Regionale Abdeckung: FM, DAB+ und Webradios überschneiden sich nicht
Wir empfehlen, nach technologischen Schichten zu denken, anstatt nach Verwaltungsregionen. In Auvergne-Rhône-Alpes oder der Bretagne schreitet die DAB+-Abdeckung in den Ballungsräumen schnell voran, bleibt jedoch in vielen ländlichen Gebieten absent. Die FM behält dort ihre Rolle als territoriales Netzwerk, insbesondere für die RCF-Netzwerke oder lokale gemeinnützige Radios.
In Île-de-France ist die Situation umgekehrt: Die Sättigung des FM-Bereichs drängt neue Sender in Richtung DAB+ oder Streaming. Thematische Radiosender (Jazz, Weltmusik, native Podcasts) haben oft keine FM-Frequenz in der Pariser Region und existieren nur auf DAB+ oder als Webradio.

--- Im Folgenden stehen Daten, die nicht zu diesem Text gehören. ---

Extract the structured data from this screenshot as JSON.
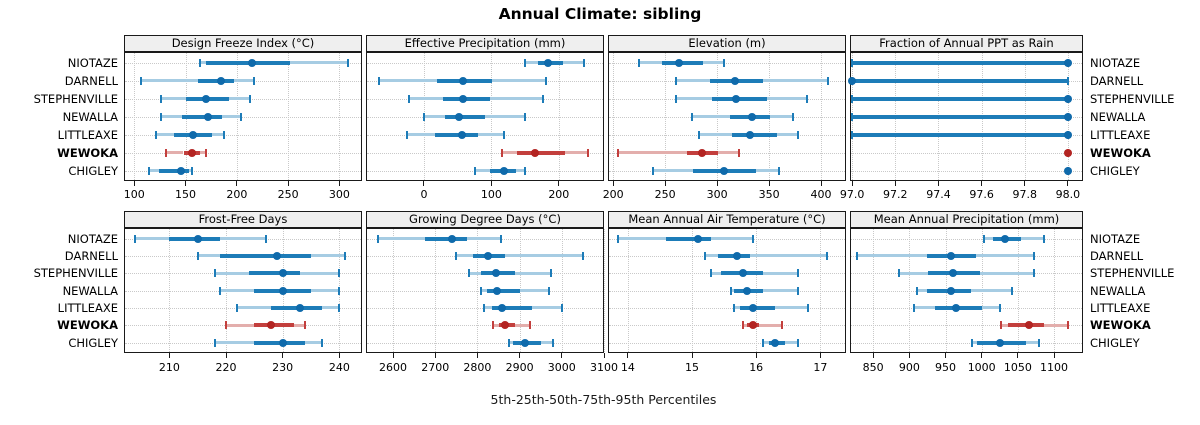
{
  "title": "Annual Climate: sibling",
  "axis_title": "5th-25th-50th-75th-95th Percentiles",
  "sites": [
    "NIOTAZE",
    "DARNELL",
    "STEPHENVILLE",
    "NEWALLA",
    "LITTLEAXE",
    "WEWOKA",
    "CHIGLEY"
  ],
  "highlight_site": "WEWOKA",
  "percentile_levels": [
    "5th",
    "25th",
    "50th",
    "75th",
    "95th"
  ],
  "colors": {
    "blue_dot": "#0f6aab",
    "blue_bar": "#1d7cb8",
    "blue_light": "#a6cce3",
    "red_dot": "#b32422",
    "red_bar": "#c33f3d",
    "red_light": "#e3aeac",
    "grid": "#c9c9c9",
    "border": "#1a1a1a",
    "header_bg": "#efefef"
  },
  "chart_data": [
    {
      "type": "dot-errorbar",
      "row": 0,
      "col": 0,
      "title": "Design Freeze Index (°C)",
      "xlim": [
        90,
        322
      ],
      "ticks": [
        100,
        150,
        200,
        250,
        300
      ],
      "tick_labels": [
        "100",
        "150",
        "200",
        "250",
        "300"
      ],
      "grid": true,
      "legend": "none",
      "series": [
        {
          "site": "NIOTAZE",
          "values": [
            164,
            170,
            215,
            252,
            308
          ]
        },
        {
          "site": "DARNELL",
          "values": [
            107,
            162,
            185,
            197,
            217
          ]
        },
        {
          "site": "STEPHENVILLE",
          "values": [
            126,
            150,
            170,
            192,
            213
          ]
        },
        {
          "site": "NEWALLA",
          "values": [
            126,
            147,
            172,
            186,
            204
          ]
        },
        {
          "site": "LITTLEAXE",
          "values": [
            121,
            139,
            157,
            176,
            187
          ]
        },
        {
          "site": "WEWOKA",
          "values": [
            131,
            148,
            156,
            164,
            170
          ]
        },
        {
          "site": "CHIGLEY",
          "values": [
            114,
            124,
            146,
            153,
            156
          ]
        }
      ]
    },
    {
      "type": "dot-errorbar",
      "row": 0,
      "col": 1,
      "title": "Effective Precipitation (mm)",
      "xlim": [
        -86,
        267
      ],
      "ticks": [
        0,
        100,
        200
      ],
      "tick_labels": [
        "0",
        "100",
        "200"
      ],
      "grid": true,
      "legend": "none",
      "series": [
        {
          "site": "NIOTAZE",
          "values": [
            150,
            169,
            184,
            206,
            237
          ]
        },
        {
          "site": "DARNELL",
          "values": [
            -67,
            19,
            58,
            101,
            181
          ]
        },
        {
          "site": "STEPHENVILLE",
          "values": [
            -22,
            28,
            58,
            98,
            176
          ]
        },
        {
          "site": "NEWALLA",
          "values": [
            0,
            31,
            52,
            90,
            150
          ]
        },
        {
          "site": "LITTLEAXE",
          "values": [
            -25,
            16,
            56,
            80,
            119
          ]
        },
        {
          "site": "WEWOKA",
          "values": [
            116,
            138,
            164,
            209,
            243
          ]
        },
        {
          "site": "CHIGLEY",
          "values": [
            76,
            98,
            119,
            136,
            150
          ]
        }
      ]
    },
    {
      "type": "dot-errorbar",
      "row": 0,
      "col": 2,
      "title": "Elevation (m)",
      "xlim": [
        195,
        424
      ],
      "ticks": [
        200,
        250,
        300,
        350,
        400
      ],
      "tick_labels": [
        "200",
        "250",
        "300",
        "350",
        "400"
      ],
      "grid": true,
      "legend": "none",
      "series": [
        {
          "site": "NIOTAZE",
          "values": [
            225,
            247,
            263,
            286,
            307
          ]
        },
        {
          "site": "DARNELL",
          "values": [
            260,
            293,
            317,
            344,
            407
          ]
        },
        {
          "site": "STEPHENVILLE",
          "values": [
            260,
            295,
            318,
            348,
            386
          ]
        },
        {
          "site": "NEWALLA",
          "values": [
            276,
            312,
            334,
            351,
            373
          ]
        },
        {
          "site": "LITTLEAXE",
          "values": [
            283,
            314,
            332,
            358,
            378
          ]
        },
        {
          "site": "WEWOKA",
          "values": [
            205,
            271,
            285,
            301,
            321
          ]
        },
        {
          "site": "CHIGLEY",
          "values": [
            238,
            277,
            307,
            337,
            360
          ]
        }
      ]
    },
    {
      "type": "dot-errorbar",
      "row": 0,
      "col": 3,
      "title": "Fraction of Annual PPT as Rain",
      "xlim": [
        96.99,
        98.07
      ],
      "ticks": [
        97.0,
        97.2,
        97.4,
        97.6,
        97.8,
        98.0
      ],
      "tick_labels": [
        "97.0",
        "97.2",
        "97.4",
        "97.6",
        "97.8",
        "98.0"
      ],
      "grid": true,
      "legend": "none",
      "series": [
        {
          "site": "NIOTAZE",
          "values": [
            97.0,
            97.0,
            98.0,
            98.0,
            98.0
          ]
        },
        {
          "site": "DARNELL",
          "values": [
            97.0,
            97.0,
            97.0,
            98.0,
            98.0
          ]
        },
        {
          "site": "STEPHENVILLE",
          "values": [
            97.0,
            97.0,
            98.0,
            98.0,
            98.0
          ]
        },
        {
          "site": "NEWALLA",
          "values": [
            97.0,
            97.0,
            98.0,
            98.0,
            98.0
          ]
        },
        {
          "site": "LITTLEAXE",
          "values": [
            97.0,
            97.0,
            98.0,
            98.0,
            98.0
          ]
        },
        {
          "site": "WEWOKA",
          "values": [
            98.0,
            98.0,
            98.0,
            98.0,
            98.0
          ]
        },
        {
          "site": "CHIGLEY",
          "values": [
            98.0,
            98.0,
            98.0,
            98.0,
            98.0
          ]
        }
      ]
    },
    {
      "type": "dot-errorbar",
      "row": 1,
      "col": 0,
      "title": "Frost-Free Days",
      "xlim": [
        202,
        244
      ],
      "ticks": [
        210,
        220,
        230,
        240
      ],
      "tick_labels": [
        "210",
        "220",
        "230",
        "240"
      ],
      "grid": true,
      "legend": "none",
      "series": [
        {
          "site": "NIOTAZE",
          "values": [
            204,
            210,
            215,
            219,
            227
          ]
        },
        {
          "site": "DARNELL",
          "values": [
            215,
            219,
            229,
            235,
            241
          ]
        },
        {
          "site": "STEPHENVILLE",
          "values": [
            218,
            224,
            230,
            233,
            240
          ]
        },
        {
          "site": "NEWALLA",
          "values": [
            219,
            225,
            230,
            235,
            240
          ]
        },
        {
          "site": "LITTLEAXE",
          "values": [
            222,
            228,
            233,
            237,
            240
          ]
        },
        {
          "site": "WEWOKA",
          "values": [
            220,
            225,
            228,
            232,
            234
          ]
        },
        {
          "site": "CHIGLEY",
          "values": [
            218,
            225,
            230,
            234,
            237
          ]
        }
      ]
    },
    {
      "type": "dot-errorbar",
      "row": 1,
      "col": 1,
      "title": "Growing Degree Days (°C)",
      "xlim": [
        2536,
        3100
      ],
      "ticks": [
        2600,
        2700,
        2800,
        2900,
        3000,
        3100
      ],
      "tick_labels": [
        "2600",
        "2700",
        "2800",
        "2900",
        "3000",
        "3100"
      ],
      "grid": true,
      "legend": "none",
      "series": [
        {
          "site": "NIOTAZE",
          "values": [
            2565,
            2675,
            2740,
            2775,
            2855
          ]
        },
        {
          "site": "DARNELL",
          "values": [
            2750,
            2790,
            2825,
            2865,
            3050
          ]
        },
        {
          "site": "STEPHENVILLE",
          "values": [
            2780,
            2808,
            2845,
            2890,
            2975
          ]
        },
        {
          "site": "NEWALLA",
          "values": [
            2808,
            2822,
            2847,
            2900,
            2970
          ]
        },
        {
          "site": "LITTLEAXE",
          "values": [
            2815,
            2835,
            2858,
            2930,
            3000
          ]
        },
        {
          "site": "WEWOKA",
          "values": [
            2837,
            2850,
            2865,
            2890,
            2925
          ]
        },
        {
          "site": "CHIGLEY",
          "values": [
            2875,
            2885,
            2913,
            2950,
            2978
          ]
        }
      ]
    },
    {
      "type": "dot-errorbar",
      "row": 1,
      "col": 2,
      "title": "Mean Annual Air Temperature (°C)",
      "xlim": [
        13.69,
        17.4
      ],
      "ticks": [
        14,
        15,
        16,
        17
      ],
      "tick_labels": [
        "14",
        "15",
        "16",
        "17"
      ],
      "grid": true,
      "legend": "none",
      "series": [
        {
          "site": "NIOTAZE",
          "values": [
            13.85,
            14.6,
            15.1,
            15.3,
            15.95
          ]
        },
        {
          "site": "DARNELL",
          "values": [
            15.2,
            15.4,
            15.7,
            15.9,
            17.1
          ]
        },
        {
          "site": "STEPHENVILLE",
          "values": [
            15.3,
            15.45,
            15.8,
            16.1,
            16.65
          ]
        },
        {
          "site": "NEWALLA",
          "values": [
            15.6,
            15.65,
            15.85,
            16.1,
            16.65
          ]
        },
        {
          "site": "LITTLEAXE",
          "values": [
            15.65,
            15.75,
            15.95,
            16.3,
            16.8
          ]
        },
        {
          "site": "WEWOKA",
          "values": [
            15.8,
            15.85,
            15.95,
            16.05,
            16.4
          ]
        },
        {
          "site": "CHIGLEY",
          "values": [
            16.1,
            16.2,
            16.3,
            16.45,
            16.65
          ]
        }
      ]
    },
    {
      "type": "dot-errorbar",
      "row": 1,
      "col": 3,
      "title": "Mean Annual Precipitation (mm)",
      "xlim": [
        818,
        1140
      ],
      "ticks": [
        850,
        900,
        950,
        1000,
        1050,
        1100
      ],
      "tick_labels": [
        "850",
        "900",
        "950",
        "1000",
        "1050",
        "1100"
      ],
      "grid": true,
      "legend": "none",
      "series": [
        {
          "site": "NIOTAZE",
          "values": [
            1003,
            1015,
            1032,
            1054,
            1086
          ]
        },
        {
          "site": "DARNELL",
          "values": [
            828,
            925,
            957,
            992,
            1072
          ]
        },
        {
          "site": "STEPHENVILLE",
          "values": [
            886,
            926,
            961,
            997,
            1072
          ]
        },
        {
          "site": "NEWALLA",
          "values": [
            911,
            925,
            957,
            985,
            1042
          ]
        },
        {
          "site": "LITTLEAXE",
          "values": [
            906,
            935,
            964,
            1001,
            1025
          ]
        },
        {
          "site": "WEWOKA",
          "values": [
            1026,
            1036,
            1065,
            1086,
            1119
          ]
        },
        {
          "site": "CHIGLEY",
          "values": [
            986,
            993,
            1025,
            1061,
            1079
          ]
        }
      ]
    }
  ]
}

Bereiche, in denen DAB+ die Situation verändert
- Nord-Pas-de-Calais: Dichte regionale Multiplexe mit Blöcken, die nationale Sender (NRJ, Skyrock) und gemeinnützige Radios im gleichen Set zusammenfassen
- Provence-Alpes-Côte d’Azur: Aktive Ausweitung entlang der Küste, ungleiche Abdeckung im Hinterland
- Nouvelle-Aquitaine und Pays de la Loire: Fortschreitende Erweiterung mit deutlichen Unterschieden zwischen Metropolen und mittelgroßen Städten
Um das gesamte Gebiet ohne blinde Flecken abzudecken, bleibt die Kombination aus FM + DAB+ + Webradio der einzige realistische Ansatz. Kein einzelnes Verbreitungsmedium garantiert den Zugang zu allen Sendern in allen Regionen.
Das Frequenzverzeichnis für Radiosender in Frankreich war noch nie so dynamisch, zwischen der geplanten FM-Neuzuweisung für 2027, der Ausweitung von DAB+ und der Proliferation von Webradios. Ein festes Verzeichnis reicht nicht mehr aus: Das relevante Werkzeug ist das, das die drei Verbreitungsschichten aggregiert und sich im Einklang mit den regulatorischen Entscheidungen aktualisiert.